Persons who respond to the collection of information contained in this form are not required to respond unless the form displays a currently valid OMB Number.
* Form 4: SEC 1474 (03-26)

FAQ

What insider transaction did JPM (JPMorgan Chase & Co.) report for Stacey Friedman?

JPMorgan Chase & Co. reported that General Counsel Stacey Friedman sold 5,468 shares of common stock in an open-market transaction at $300.2662 per share. The filing also updates her remaining direct and indirect shareholdings after this sale.

How many JPM shares does Stacey Friedman hold after this Form 4 filing?

After the reported sale, Stacey Friedman directly holds 46,428 JPMorgan Chase & Co. shares. She also reports 16,196 shares held indirectly by a trust and 79,468 shares held indirectly by a Grantor Retained Annuity Trust, according to the filing’s ownership table.

Was Stacey Friedman’s JPM share transaction a market sale or another type of event?
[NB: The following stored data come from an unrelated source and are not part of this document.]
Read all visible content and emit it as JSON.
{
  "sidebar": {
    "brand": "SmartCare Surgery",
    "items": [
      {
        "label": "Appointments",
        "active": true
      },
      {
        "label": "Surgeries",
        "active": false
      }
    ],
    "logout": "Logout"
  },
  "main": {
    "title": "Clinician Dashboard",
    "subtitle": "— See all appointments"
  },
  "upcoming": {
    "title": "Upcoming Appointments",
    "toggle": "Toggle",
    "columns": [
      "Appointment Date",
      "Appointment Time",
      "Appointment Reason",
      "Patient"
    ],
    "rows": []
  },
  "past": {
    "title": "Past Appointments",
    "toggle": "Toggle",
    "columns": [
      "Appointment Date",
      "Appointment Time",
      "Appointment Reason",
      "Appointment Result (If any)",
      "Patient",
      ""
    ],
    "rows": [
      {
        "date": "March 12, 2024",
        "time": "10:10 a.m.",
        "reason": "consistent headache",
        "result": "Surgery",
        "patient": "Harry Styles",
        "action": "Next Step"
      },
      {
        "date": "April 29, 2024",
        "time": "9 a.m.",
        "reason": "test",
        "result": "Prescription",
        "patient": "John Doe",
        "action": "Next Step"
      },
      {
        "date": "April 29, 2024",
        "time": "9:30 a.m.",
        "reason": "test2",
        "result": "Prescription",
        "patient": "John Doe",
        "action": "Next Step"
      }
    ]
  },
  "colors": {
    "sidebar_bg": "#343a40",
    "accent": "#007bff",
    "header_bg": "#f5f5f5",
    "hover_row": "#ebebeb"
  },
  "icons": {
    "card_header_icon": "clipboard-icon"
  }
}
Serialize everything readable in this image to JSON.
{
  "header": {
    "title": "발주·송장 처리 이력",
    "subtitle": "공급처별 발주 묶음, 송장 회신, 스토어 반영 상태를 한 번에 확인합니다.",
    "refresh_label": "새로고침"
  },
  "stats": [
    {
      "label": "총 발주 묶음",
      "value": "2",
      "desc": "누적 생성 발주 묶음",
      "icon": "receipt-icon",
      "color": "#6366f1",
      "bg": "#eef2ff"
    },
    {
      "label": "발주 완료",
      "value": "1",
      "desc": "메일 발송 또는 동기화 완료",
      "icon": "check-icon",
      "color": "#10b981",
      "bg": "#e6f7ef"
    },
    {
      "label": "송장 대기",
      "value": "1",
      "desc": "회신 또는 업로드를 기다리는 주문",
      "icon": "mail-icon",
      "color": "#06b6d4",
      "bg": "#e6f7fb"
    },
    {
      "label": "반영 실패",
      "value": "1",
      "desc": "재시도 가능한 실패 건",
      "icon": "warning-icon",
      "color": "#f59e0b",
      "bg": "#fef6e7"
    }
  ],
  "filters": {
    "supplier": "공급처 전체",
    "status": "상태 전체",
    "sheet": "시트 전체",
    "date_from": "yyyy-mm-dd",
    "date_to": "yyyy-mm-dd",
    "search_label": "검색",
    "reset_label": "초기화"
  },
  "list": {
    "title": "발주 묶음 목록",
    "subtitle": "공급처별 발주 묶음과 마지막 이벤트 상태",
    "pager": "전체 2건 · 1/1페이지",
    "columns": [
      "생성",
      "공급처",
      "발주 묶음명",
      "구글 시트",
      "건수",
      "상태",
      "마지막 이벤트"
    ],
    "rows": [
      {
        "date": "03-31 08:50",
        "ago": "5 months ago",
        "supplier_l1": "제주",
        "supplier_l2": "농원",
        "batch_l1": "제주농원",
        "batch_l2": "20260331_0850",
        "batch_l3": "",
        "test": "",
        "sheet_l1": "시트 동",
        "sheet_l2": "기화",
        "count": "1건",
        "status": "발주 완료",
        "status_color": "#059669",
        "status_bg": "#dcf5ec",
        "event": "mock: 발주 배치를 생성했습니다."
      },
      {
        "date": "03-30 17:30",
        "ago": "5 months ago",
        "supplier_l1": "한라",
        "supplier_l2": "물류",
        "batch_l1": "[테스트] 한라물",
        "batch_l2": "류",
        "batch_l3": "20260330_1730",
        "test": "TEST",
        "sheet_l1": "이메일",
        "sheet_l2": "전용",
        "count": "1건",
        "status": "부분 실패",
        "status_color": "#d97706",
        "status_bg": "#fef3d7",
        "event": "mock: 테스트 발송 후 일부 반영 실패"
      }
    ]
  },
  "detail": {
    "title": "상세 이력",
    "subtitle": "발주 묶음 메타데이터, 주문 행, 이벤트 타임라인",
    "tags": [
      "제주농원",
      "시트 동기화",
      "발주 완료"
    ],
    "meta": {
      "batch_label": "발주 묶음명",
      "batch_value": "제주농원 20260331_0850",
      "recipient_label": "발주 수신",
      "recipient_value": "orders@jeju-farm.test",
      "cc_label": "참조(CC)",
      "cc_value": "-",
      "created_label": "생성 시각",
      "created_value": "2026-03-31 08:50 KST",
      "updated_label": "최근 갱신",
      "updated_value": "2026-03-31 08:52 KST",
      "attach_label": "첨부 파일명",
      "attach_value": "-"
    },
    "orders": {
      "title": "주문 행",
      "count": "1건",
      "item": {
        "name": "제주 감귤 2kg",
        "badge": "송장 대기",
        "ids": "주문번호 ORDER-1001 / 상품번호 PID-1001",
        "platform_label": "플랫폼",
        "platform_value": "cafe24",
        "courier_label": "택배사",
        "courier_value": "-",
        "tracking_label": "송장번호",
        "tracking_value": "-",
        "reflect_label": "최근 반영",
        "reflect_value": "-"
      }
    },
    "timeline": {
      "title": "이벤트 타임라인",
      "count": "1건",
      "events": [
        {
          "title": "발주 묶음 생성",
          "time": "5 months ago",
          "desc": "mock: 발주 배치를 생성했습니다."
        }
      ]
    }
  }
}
The filing classifies Stacey Friedman’s transaction as an open-market sale using transaction code S. This means she sold 5,468 JPMorgan Chase & Co. common shares directly into the market, rather than through grants, gifts, or tax-withholding mechanisms.

What does the Form 4 say about Stacey Friedman’s indirect JPM holdings?

The Form 4 lists indirect ownership of 16,196 JPMorgan shares held by a trust and 79,468 shares held by a Grantor Retained Annuity Trust. These balances incorporate several exempt transfers among GRATs, a family trust, and the grantor, as described in the footnote referencing Rule 16a-13.

How are the GRAT and family trust transfers described in the JPM Form 4 footnote?

The footnote explains multiple transfers of JPM shares between Grantor Retained Annuity Trusts, the grantor, and a family trust during May 2026. It states these transactions are exempt from Section 16(b) under Rule 16a-13 and that the reported balances reflect the impact of those transfers.